Akp iktidarı devrilir ve yeni bir dönem başlarsa bu sizi nasıl etkiler?

Oksijen, temiz hava... Tabi gelen gideni aratmazsa... Bundan kötüsü olmazmış gibi geliyor insana.Bektaşi’nin dediği gibi ama, aması var işte...İç karartmayalım.

Gündemin bu kadar sert olması ve çabuk değişmesi sizi kişisel olarak nasıl etkiliyor?

Ben de çok etkileniyorum herkes gibi. Endişelerim, kaygılarım, korkularım, umutlarım gel-git yapıyor. Dünyanın her yerinde yaşayan arkadaşlarım var. Bu kadar Türkiye’ye dönük gündeme kilitlenme hallerine tanık olmadım. Bu ülkeyle bağlantısı olan herkes ilgili ilgisiz, politik, apolitik içerde, dışarda Türkiye gündemine tutsak yaşıyor.
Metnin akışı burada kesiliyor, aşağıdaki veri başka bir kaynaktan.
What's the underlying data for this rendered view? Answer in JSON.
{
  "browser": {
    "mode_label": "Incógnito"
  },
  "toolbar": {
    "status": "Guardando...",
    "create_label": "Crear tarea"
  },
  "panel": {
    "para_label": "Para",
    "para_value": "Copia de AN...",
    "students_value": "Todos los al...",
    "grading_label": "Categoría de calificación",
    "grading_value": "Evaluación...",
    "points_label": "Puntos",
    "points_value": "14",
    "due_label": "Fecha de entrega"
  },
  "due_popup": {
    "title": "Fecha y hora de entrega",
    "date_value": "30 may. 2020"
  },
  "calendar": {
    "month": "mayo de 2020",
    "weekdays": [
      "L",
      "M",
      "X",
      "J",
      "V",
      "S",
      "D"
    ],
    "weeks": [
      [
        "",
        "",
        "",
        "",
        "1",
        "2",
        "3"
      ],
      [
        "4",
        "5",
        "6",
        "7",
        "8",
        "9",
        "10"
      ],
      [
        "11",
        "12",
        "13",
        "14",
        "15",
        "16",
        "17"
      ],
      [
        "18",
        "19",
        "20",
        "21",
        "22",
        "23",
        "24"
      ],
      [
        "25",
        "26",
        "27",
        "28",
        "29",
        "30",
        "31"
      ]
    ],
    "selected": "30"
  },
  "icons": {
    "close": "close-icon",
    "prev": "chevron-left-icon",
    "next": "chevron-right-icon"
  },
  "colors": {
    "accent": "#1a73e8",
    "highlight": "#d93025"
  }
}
Size amma çok malzeme çıkıyor söylemlerinden de hiç hoşlanmıyorum. Malzeme falan istemiyorum. Güzel bir ülke istiyorum.

SINIR TANIMAYAN MİZAHÇILAR ÖRGÜTÜ

Mizahınızın sınırlarını neye göre belirliyorsunuz?

‘Sınır tanımayan doktorlar örgütü’ gibi ben de ‘Sınır tanımayan mizahçılar örgütü’ kurmak istiyorum. Ya da kuran birilerine katılmak...

Türkiye’deki mizah kültürünü siz nasıl değerlendiriyorsunuz?

Mizah kültürümüz iyidir, hoştur.

Yurtdışında nasıl görülüyor?

LeMan’la ilgili dünya basınının ilgisi bizimkinin 10 katı 20 katı gibi. Bu bir şey anlatıyor mu bilmiyorum. Yabancı meslektaşlarımız burada kurumlaştırdığımız mizah dünyasına şaşkınlıkla ve gıptayla bakıyor. Ama dünya bizi izliyor dersek abartmış oluruz. Türk mizahı Türkiye futbol ligi gibi. Naklen yayınlarda izlenmiyor. Gidip kendini onlara anlatman gerekiyor. Çok başarılı olan örnekler de var. Bu arada Türk mizahı naklen izlenmiyor derken hiç bir şeyimiz naklen izlenmiyor. Edebiyatımız, resmimiz, vs. kişisel çabaları parıldamakarı saymazsak…Bu konuda gerçekçi olmak lazım.